Désespéré par la mort de son ami Enkidu, angoissé à l'idée de sa propre mortalité, Gilgamesh part à la rencontre d'Utanapishtim, qui a obtenu la vie éternelle en construisant l'arche qui a sauvé l'humanité et la faune d'un déluge envoyé par les dieux — la version sumérienne de l'Arche de Noé. Obtiendra-t-il l'immortalité ? Ou au moins la sagesse comme semble le sous-entendre le titre de ce second volume ?

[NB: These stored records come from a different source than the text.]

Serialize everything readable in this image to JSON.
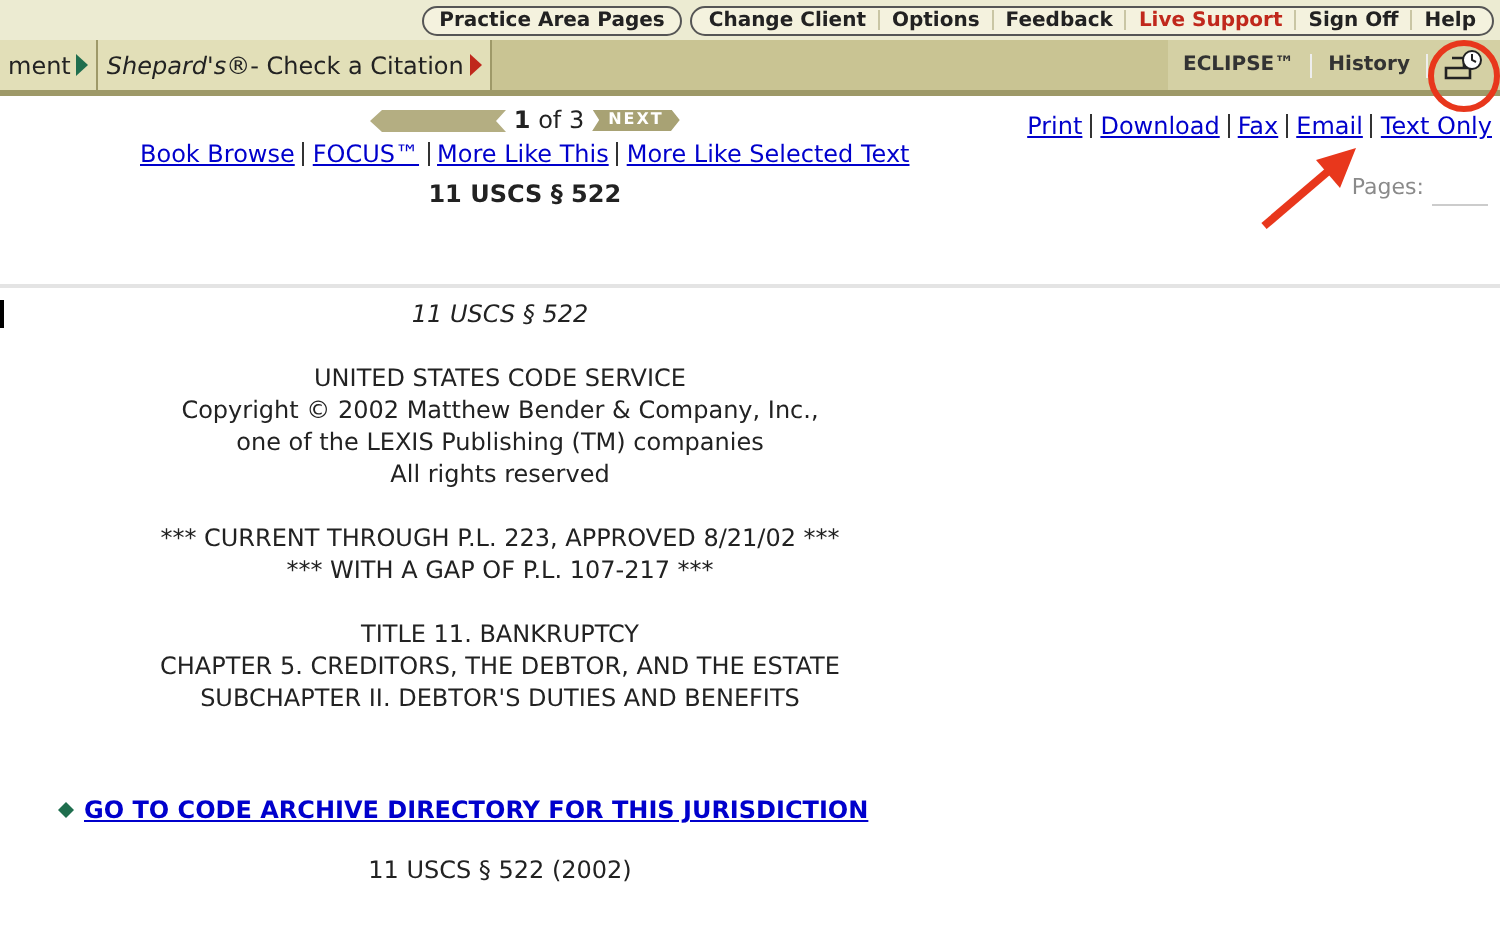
{
  "top_links": [
    [
      {
        "label": "Practice Area Pages",
        "kind": "normal"
      }
    ],
    [
      {
        "label": "Change Client",
        "kind": "normal"
      },
      {
        "label": "Options",
        "kind": "normal"
      },
      {
        "label": "Feedback",
        "kind": "normal"
      },
      {
        "label": "Live Support",
        "kind": "alert"
      },
      {
        "label": "Sign Off",
        "kind": "normal"
      },
      {
        "label": "Help",
        "kind": "normal"
      }
    ]
  ],
  "tabs": [
    {
      "label": "ment",
      "color": "#1f6e4e"
    },
    {
      "label": "*Shepard's*®- Check a Citation",
      "color": "#c0281c"
    }
  ],
  "right_tabs": [
    {
      "label": "ECLIPSE™"
    },
    {
      "label": "History"
    }
  ],
  "pager": {
    "current": "1",
    "total": "of 3",
    "next": "NEXT",
    "prev_disabled": true
  },
  "nav_links": [
    "Book Browse",
    "FOCUS™",
    "More Like This",
    "More Like Selected Text"
  ],
  "doc_title": "11 USCS § 522",
  "actions": [
    "Print",
    "Download",
    "Fax",
    "Email",
    "Text Only"
  ],
  "pages_label": "Pages:",
  "document": {
    "heading": "11 USCS § 522",
    "blocks": [
      [
        "UNITED STATES CODE SERVICE",
        "Copyright © 2002 Matthew Bender & Company, Inc.,",
        "one of the LEXIS Publishing (TM) companies",
        "All rights reserved"
      ],
      [
        "*** CURRENT THROUGH P.L. 223, APPROVED 8/21/02 ***",
        "*** WITH A GAP OF P.L. 107-217 ***"
      ],
      [
        "TITLE 11. BANKRUPTCY",
        "CHAPTER 5. CREDITORS, THE DEBTOR, AND THE ESTATE",
        "SUBCHAPTER II. DEBTOR'S DUTIES AND BENEFITS"
      ]
    ],
    "archive_link": "GO TO CODE ARCHIVE DIRECTORY FOR THIS JURISDICTION",
    "citation": "11 USCS § 522 (2002)"
  }
}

J'avais déjà émis quelques réserves sur le début de ce diptyque (voir la critique du Tyran). J'avoue être encore moins séduit par son dénouement. A aucun moment, même au plus profond de son désespoir, Gilgamesh ne se montre un personnage émouvant. Qu'il larmoie, qu'il soit en colère, l'égoïsme demeure son moteur principal. La mort d'Enkidu l'affecte surtout parce qu'elle lui renvoie l'image de sa propre fragilité. Alors qu'Orphée va chercher celle qu'il aime aux Enfers, la quête de Gilgamesh — au moins dans cette version — n'est pas de ramener son ami à la vie, mais de se préserver lui. Même lorsqu'il obtient des herbes censées apporter l'immortalité, il compte clairement les tester sur autrui avant d'y goûter, on n'est jamais trop prudent... Certes, la destinée de ce héros pourrait être intéressante même sans qu'il soit sympathique. Mais le souffle épique fait également défaut. On accompagne Gilgamesh dans son périple sans se passionner, sans même toujours comprendre le pourquoi de certains de ses actes. Quel est l'intérêt de ces hommes-scorpions qui, placés entre les Monts-Jumeaux pour en défendre l'entrée, bavardent cinq minutes avec Gilgamesh avant de le laisser passer ? Pourquoi Gilgamesh se rue-t-il stupidement sur le nocher avant de détruire « Ceux-de-pierre », sans aucune raison apparente ? En faisant se succéder les diverses péripéties de cette quête sans la rendre psychologiquement crédible et sans en magnifier la portée symbolique, le scénario de Gwen de Bonneval demeure en deçà de ce qu'aurait mérité cette épopée.
Reste le dessin très personnel de Frantz Duchazeau, qui confère à l'histoire une ambiance tragique tout à fait séduisante. Pour cela et pour l'importance de l'épopée de Gilgamesh dans l'histoire des littératures de l'Imaginaire, ce diptyque mérite tout de même le détour.